In this regard, Table 6 illustrates the SLR metric comparison of different comparative algorithms. For SLR metric, NSGAII, SOGA, HEFT-TD, and Lookahead algorithms are placed in the ranking list from the best to the worst, but after the proposed BOSA-TDA.

Table 7 illustrates the Speedup metric comparison of different comparative algorithms. For Speedup metric, again NSGAII, SOGA, HEFT-TD, and Lookahead algorithms are placed in the ranking list from the best to the worst, but after BOSA-TDA.

Table 7 The comparison of BOSA-TDA versus state-of-the-arts in term of RPD of speed up

Table 8 illustrates the Efficiency metric comparison of different comparative algorithms. Also, for the efficiency metric, NSGAII, SOGA, HEFT-TD, and Lookahead algorithms are placed in the ranking list from the best to the worst, but after BOSA-TDA.

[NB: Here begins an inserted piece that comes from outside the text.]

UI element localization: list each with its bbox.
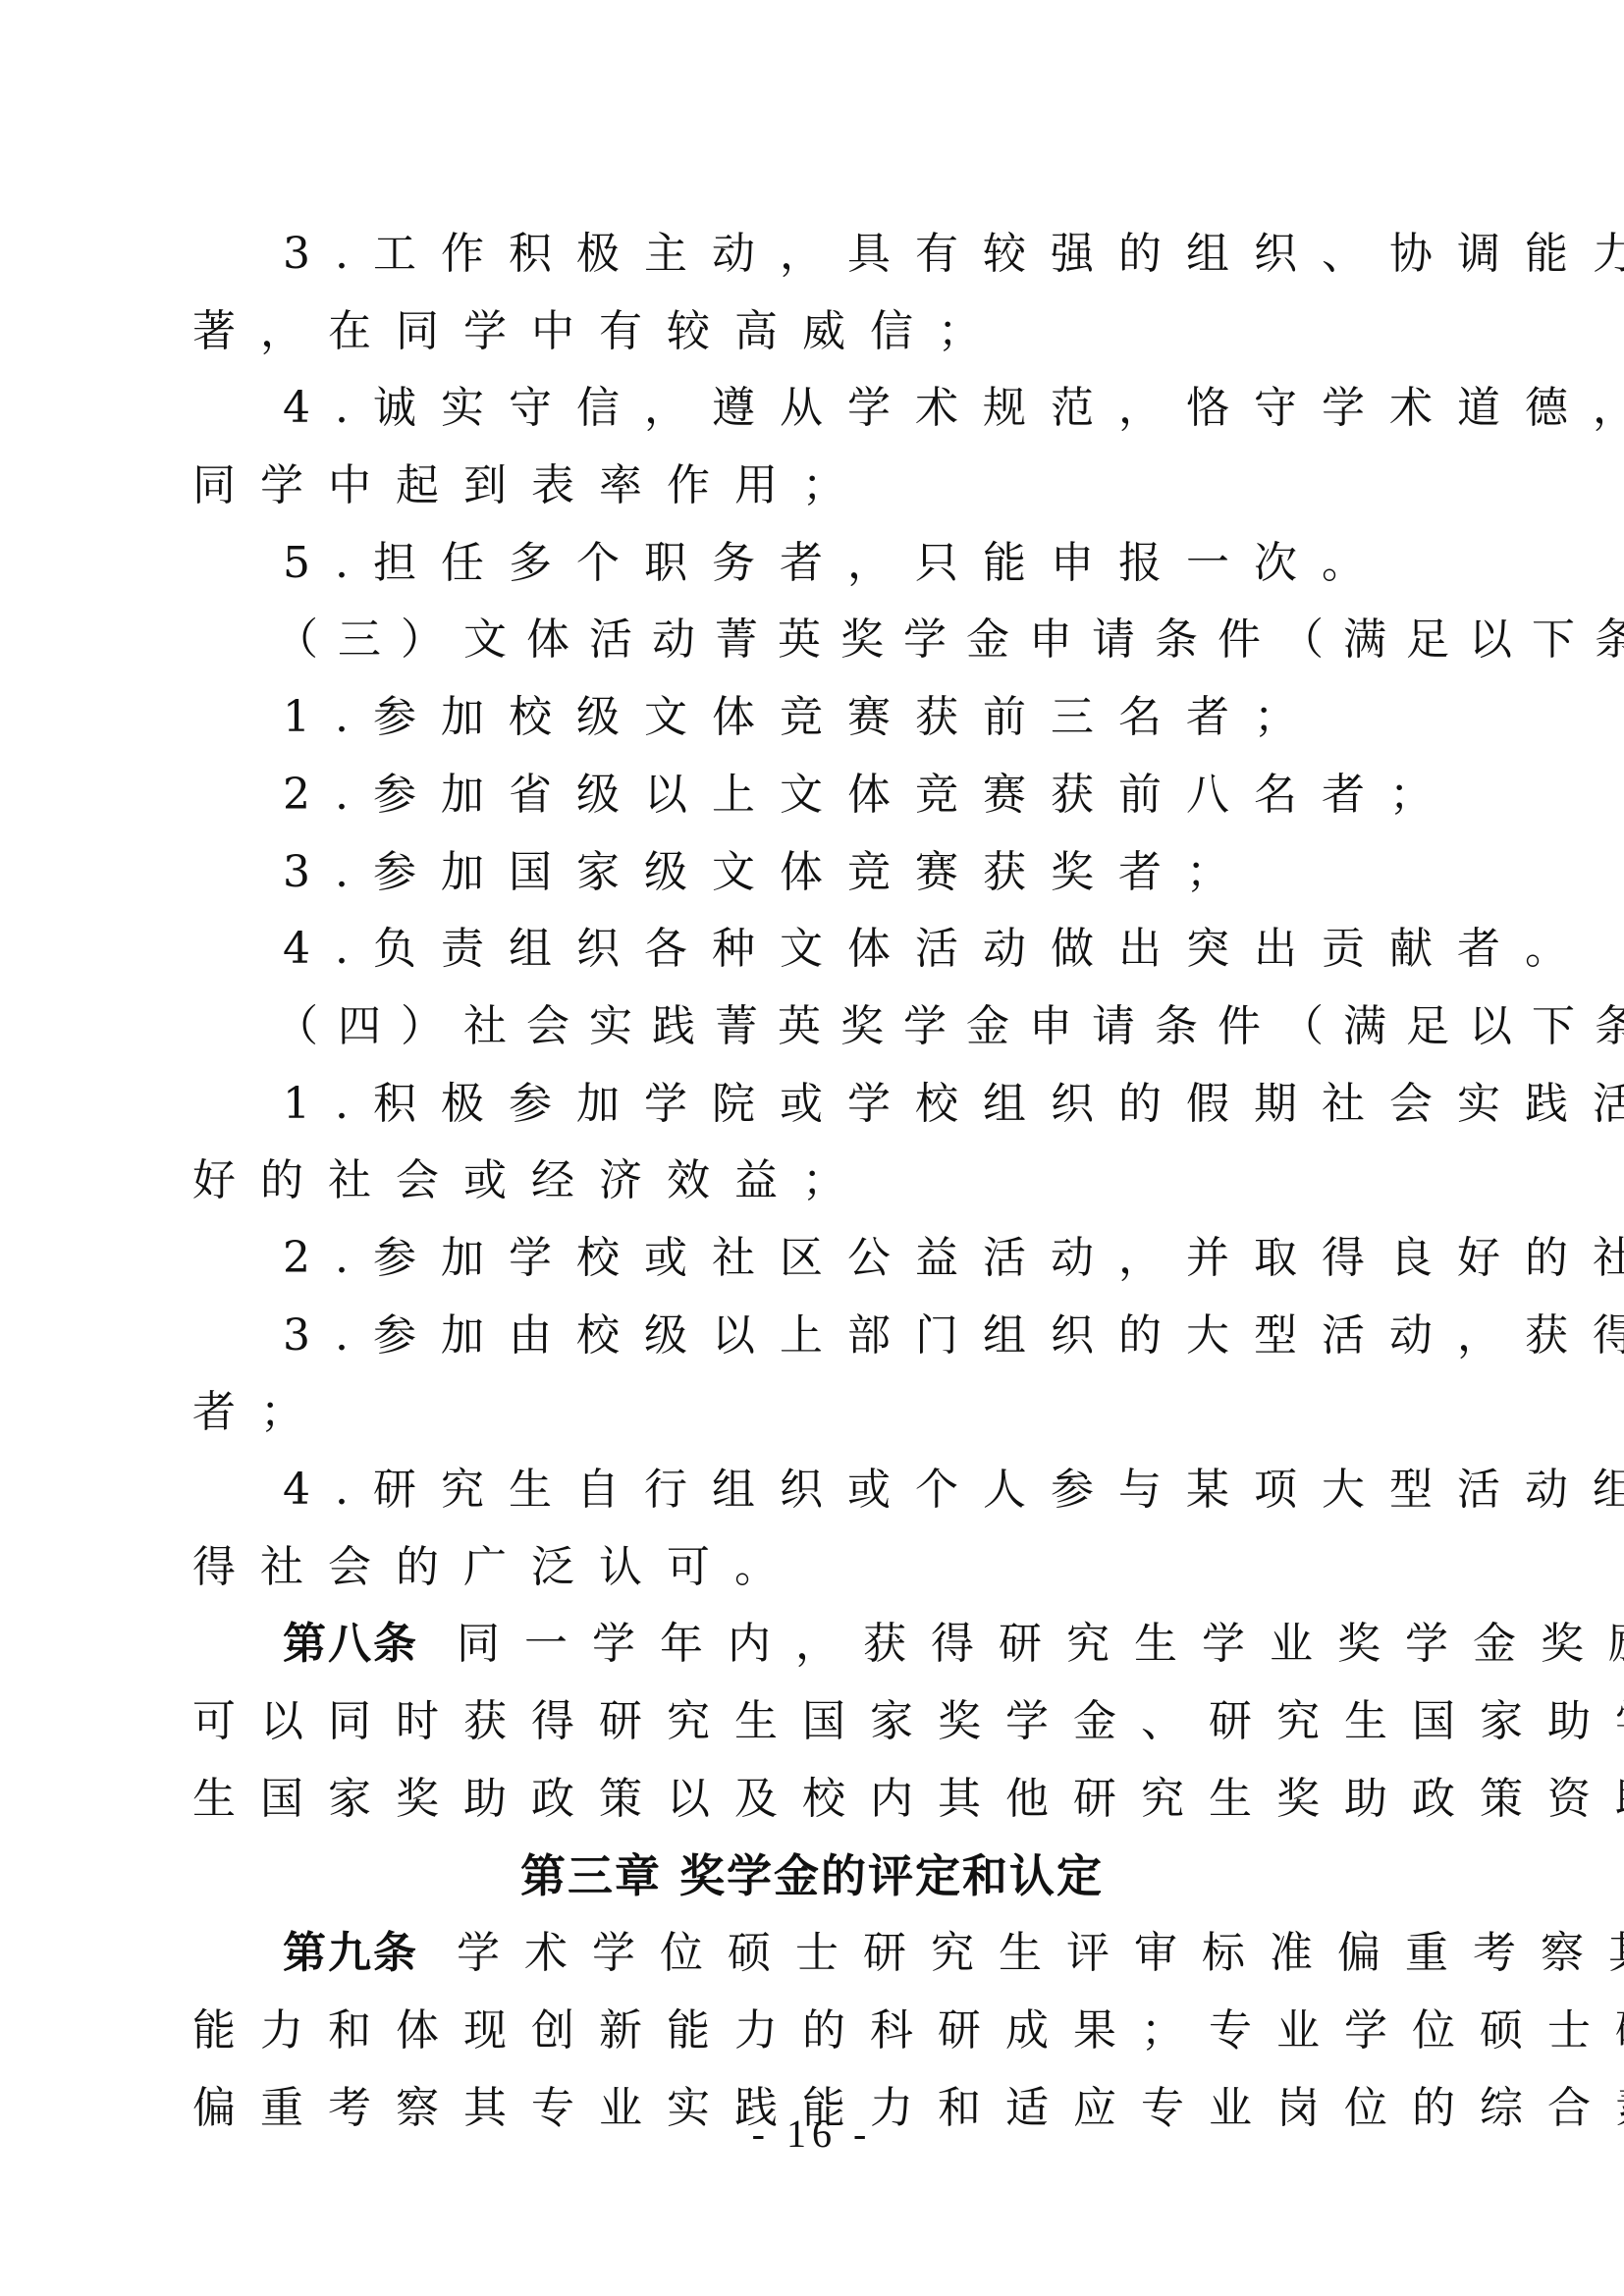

Table 8 The comparison of BOSA-TDA versus state-of-the-arts in term of RPD of efficiency

Conclusion and future work

The majority of existing workload scheduling algorithms in the cloud environment only intend to minimize makespan metric whereas they neglect to consider user service bill. Since cloud providers provision different processing power in terms of VM configurations, it burdens variable charges for subscribers. This is the reason that this article formulated workload scheduling in hybrid cloud architecture as a bi-objective optimization problem. To deal with the combinatorial problem, a novel hybrid population-based simulated annealing algorithm by applying the duplication technique has been presented which is named BOSA-TDA. To evaluate the performance of BOSA-TDA in terms of derived prominent metrics from literature, extensive scenarios on set of well-known workloads have been conducted. The reported results from the simulation of extensive scenarios proved the superiority of the proposed algorithm against other state-of-the-art approaches in terms of metrics in this ambit. For future work, we intend to model cloud reliability for mission-critical workloads; then, the scheduling problems can be formulated as a new bi-objective optimization algorithm with total execution time and reliability perspectives.